Thunder and lightning!!!
Lighting up the bedroom in an apocalyptic fashion!!!
I open one eye, take in what's happening and leap over to the window faster than Jimmy Carr's agent en route to the 'Countdown' offices.
On the other side of the road, the trees around the church light up. Not momentarily, as is normally the case with our pathetic English weather, but for seconds at a time in a constant barrage of electricity. It's less like a real storm than something out of the Dr Who special effects department.
No rubber monsters appear, which is reassuring, but I keep an eye out, just in case. An alien invasion would be exciting, but with my luck I'd get McCoy and Langford rather than Baker and Jameson.
More lightning, right overhead, swamping the road in brilliant blue-white light. As happens so often, I thank the Lord that I am not making my way to a fancy dress party where the dress code is tall metal hats.
There's something particularly cosy about being inside whilst a storm is raging. The walls here are around eighteen inches thick, which I know doesn't make a lot of scientific difference to thunder and lightning, but it feels safe and warm.
I always think about how terrified the ancient primitive men must have been in a situation like this.
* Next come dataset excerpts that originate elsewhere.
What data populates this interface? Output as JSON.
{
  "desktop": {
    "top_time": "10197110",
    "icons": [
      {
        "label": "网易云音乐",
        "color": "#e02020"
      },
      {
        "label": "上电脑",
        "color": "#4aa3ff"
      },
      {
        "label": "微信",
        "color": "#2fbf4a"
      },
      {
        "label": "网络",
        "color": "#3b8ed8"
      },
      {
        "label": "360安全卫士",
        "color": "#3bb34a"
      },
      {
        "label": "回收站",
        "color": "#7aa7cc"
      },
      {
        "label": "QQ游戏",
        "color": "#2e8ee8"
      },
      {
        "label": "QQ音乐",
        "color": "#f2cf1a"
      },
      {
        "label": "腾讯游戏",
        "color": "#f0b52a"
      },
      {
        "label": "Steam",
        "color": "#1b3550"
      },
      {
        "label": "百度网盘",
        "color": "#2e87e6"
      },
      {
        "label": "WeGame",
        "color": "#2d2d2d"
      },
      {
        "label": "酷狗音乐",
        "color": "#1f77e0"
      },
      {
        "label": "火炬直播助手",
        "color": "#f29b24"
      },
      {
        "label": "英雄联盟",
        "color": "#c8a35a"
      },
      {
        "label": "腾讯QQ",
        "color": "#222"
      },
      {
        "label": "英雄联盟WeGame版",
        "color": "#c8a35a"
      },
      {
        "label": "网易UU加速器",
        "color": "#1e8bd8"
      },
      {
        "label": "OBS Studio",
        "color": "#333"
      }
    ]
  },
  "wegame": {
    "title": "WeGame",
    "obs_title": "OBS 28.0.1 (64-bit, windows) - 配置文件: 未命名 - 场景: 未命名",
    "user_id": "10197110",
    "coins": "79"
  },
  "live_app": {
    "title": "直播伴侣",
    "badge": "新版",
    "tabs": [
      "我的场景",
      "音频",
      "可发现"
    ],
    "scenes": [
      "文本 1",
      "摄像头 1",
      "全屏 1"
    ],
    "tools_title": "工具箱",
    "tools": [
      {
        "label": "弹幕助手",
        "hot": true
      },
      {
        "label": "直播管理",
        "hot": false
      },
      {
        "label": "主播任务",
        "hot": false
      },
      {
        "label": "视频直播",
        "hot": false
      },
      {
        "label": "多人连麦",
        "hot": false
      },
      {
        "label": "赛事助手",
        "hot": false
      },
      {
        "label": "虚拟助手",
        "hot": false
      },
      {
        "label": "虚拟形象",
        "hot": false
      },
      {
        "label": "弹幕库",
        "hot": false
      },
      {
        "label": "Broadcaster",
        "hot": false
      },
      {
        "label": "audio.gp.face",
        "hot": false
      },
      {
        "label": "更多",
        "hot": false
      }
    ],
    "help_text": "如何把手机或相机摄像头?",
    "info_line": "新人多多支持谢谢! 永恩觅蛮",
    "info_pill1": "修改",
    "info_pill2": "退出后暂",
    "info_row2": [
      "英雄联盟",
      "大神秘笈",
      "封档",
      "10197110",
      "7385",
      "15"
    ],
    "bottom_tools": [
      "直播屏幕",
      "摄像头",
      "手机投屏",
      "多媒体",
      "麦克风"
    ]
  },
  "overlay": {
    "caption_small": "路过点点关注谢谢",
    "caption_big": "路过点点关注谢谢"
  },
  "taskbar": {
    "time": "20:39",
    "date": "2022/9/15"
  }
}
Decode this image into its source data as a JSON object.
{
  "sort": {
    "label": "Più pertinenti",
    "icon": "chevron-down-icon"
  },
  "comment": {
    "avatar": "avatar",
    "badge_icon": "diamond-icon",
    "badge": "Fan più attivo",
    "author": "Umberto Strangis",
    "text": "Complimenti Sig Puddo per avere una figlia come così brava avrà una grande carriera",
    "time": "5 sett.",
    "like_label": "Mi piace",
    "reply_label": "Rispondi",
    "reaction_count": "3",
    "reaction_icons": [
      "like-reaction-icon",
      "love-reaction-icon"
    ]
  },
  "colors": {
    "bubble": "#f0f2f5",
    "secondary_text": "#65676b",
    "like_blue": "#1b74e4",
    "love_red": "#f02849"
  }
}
With no knowledge of the meteorological basis of the phenomenon, they must have thought the world was going to end. And nobody was around not to warn them not to wear tall metal hats.
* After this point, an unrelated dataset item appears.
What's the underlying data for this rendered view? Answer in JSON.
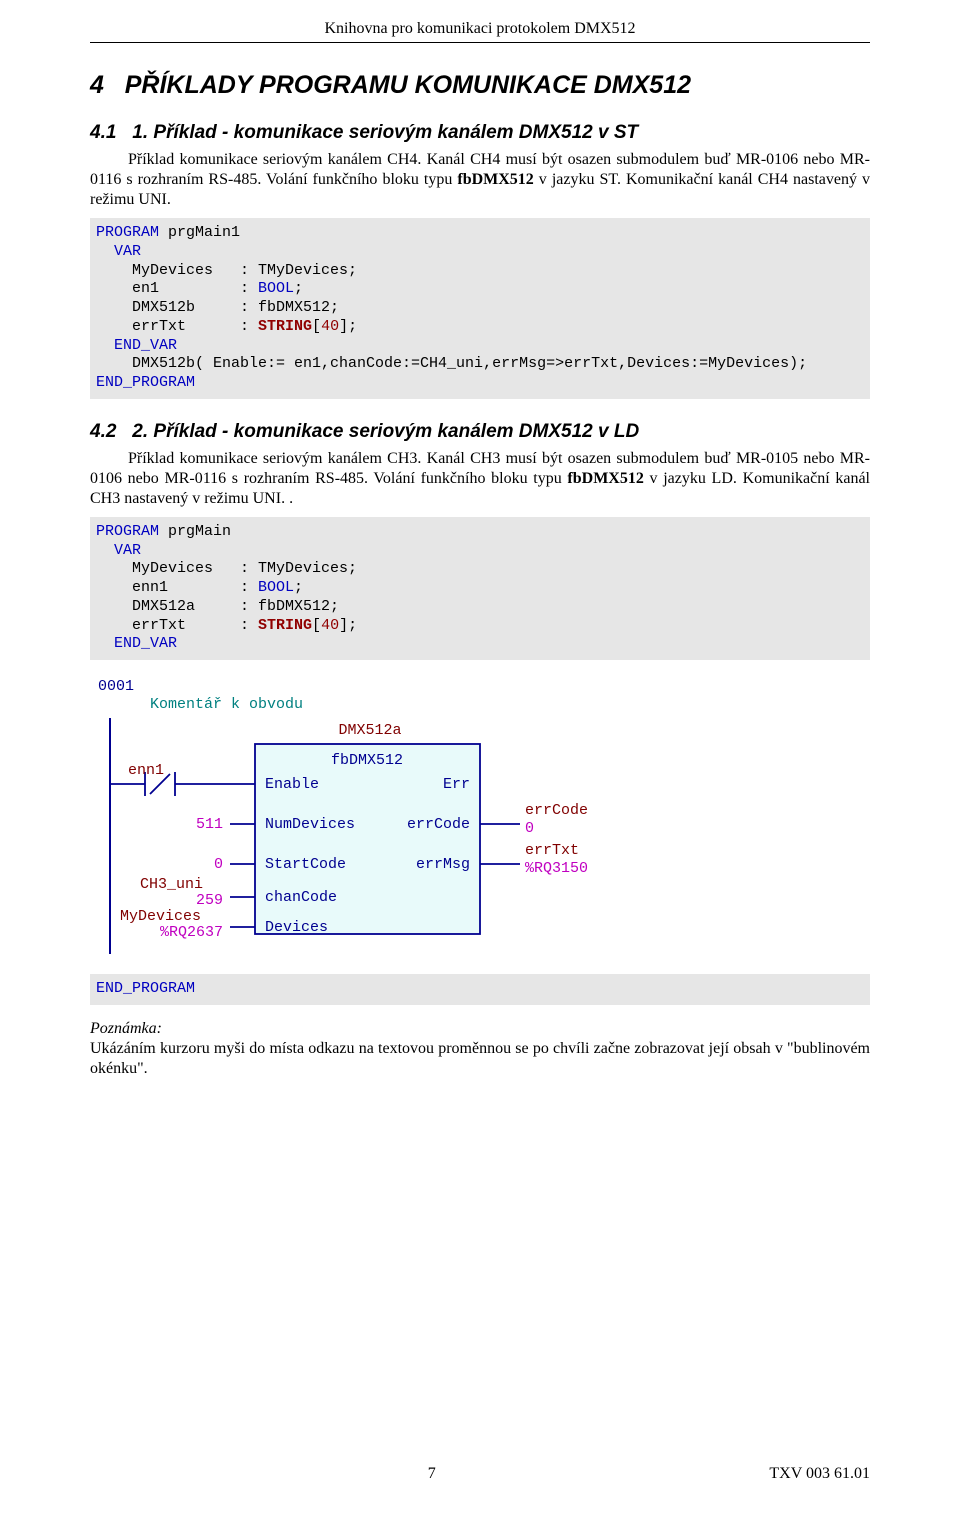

Then the storm would pass, and they would go back to their primitive lives, chasing rabbits and impregnating their womenfolk.
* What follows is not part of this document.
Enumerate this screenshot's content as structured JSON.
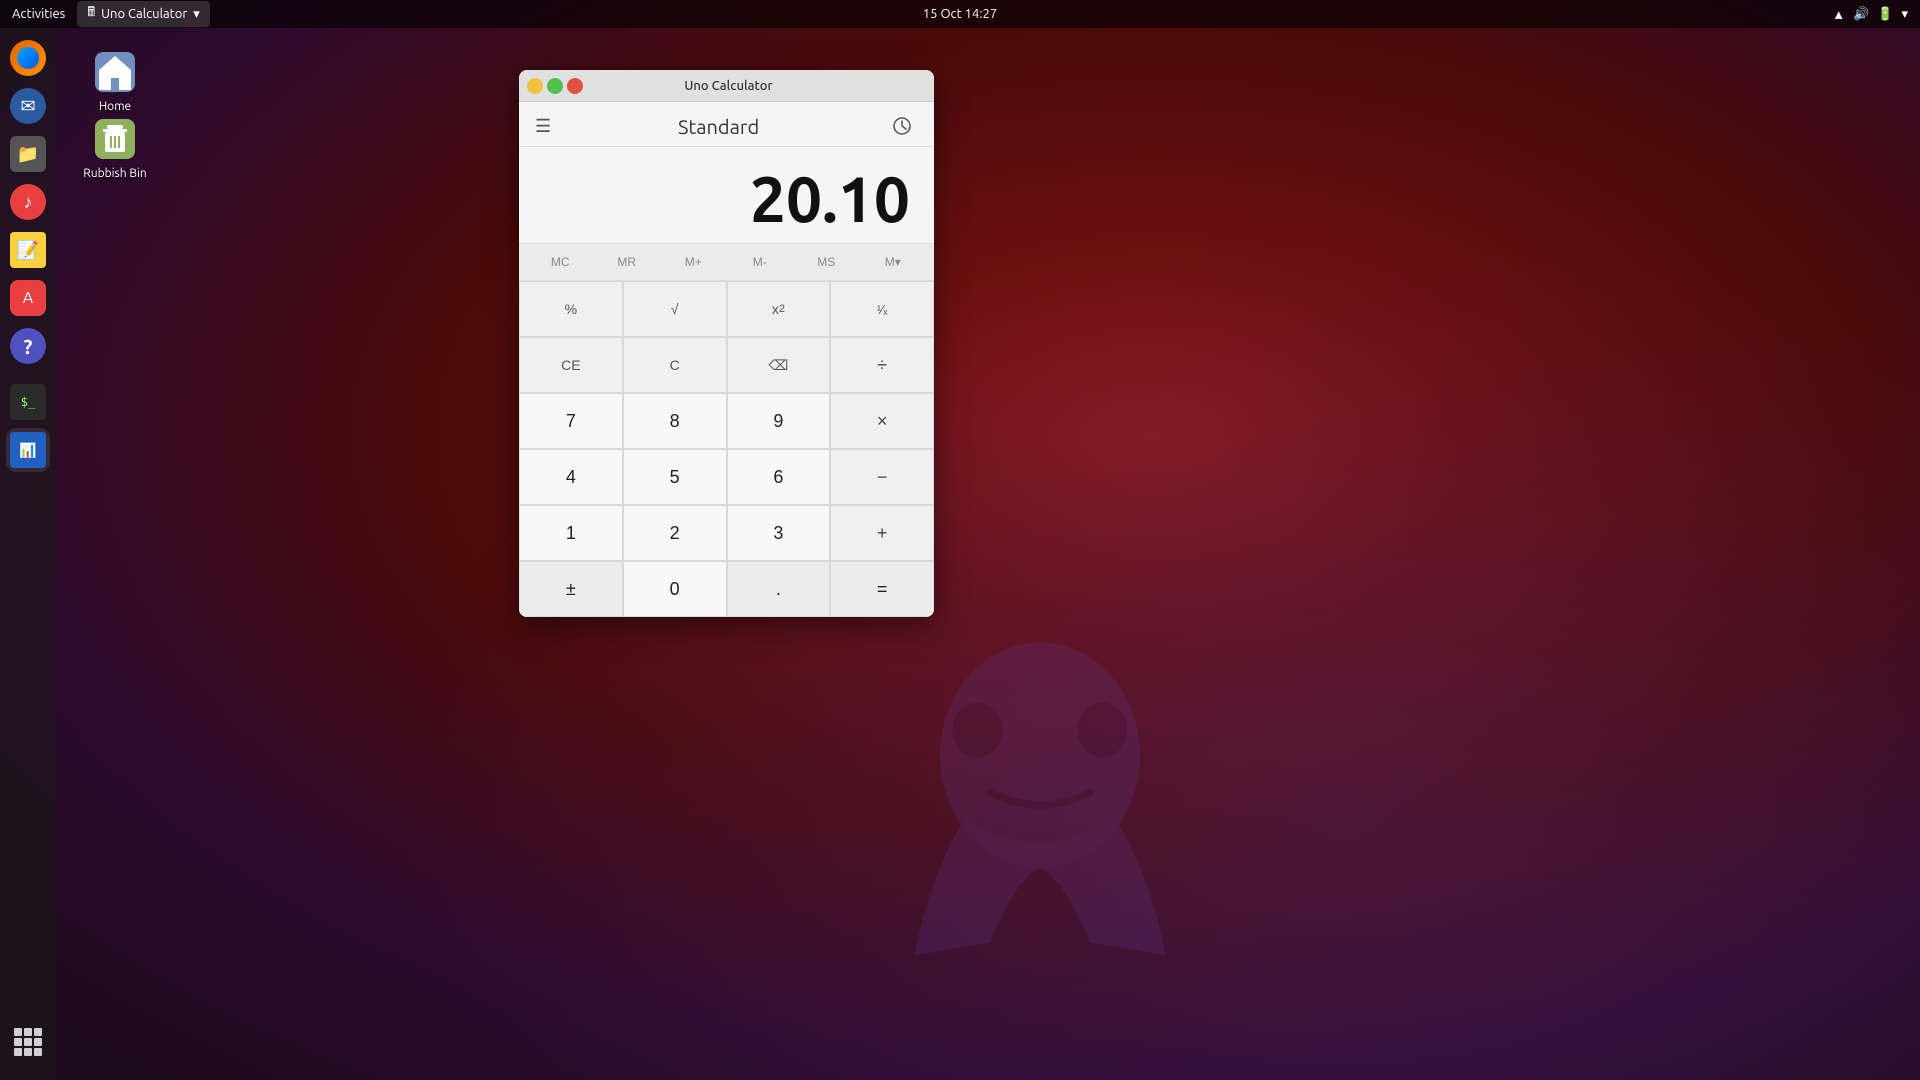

We are more sophisticated now, of course, and the only thing that really scares me is Comments (0) and the thought that people watch 'Top Gear'.
The weather shows no sign of abating, and it's round the back now as well, across the fields of the estate. Water pours from the guttering and drum, drum, drums on the sills.
I belatedly close the window in the spare bedroom and make for the safety of the duvet.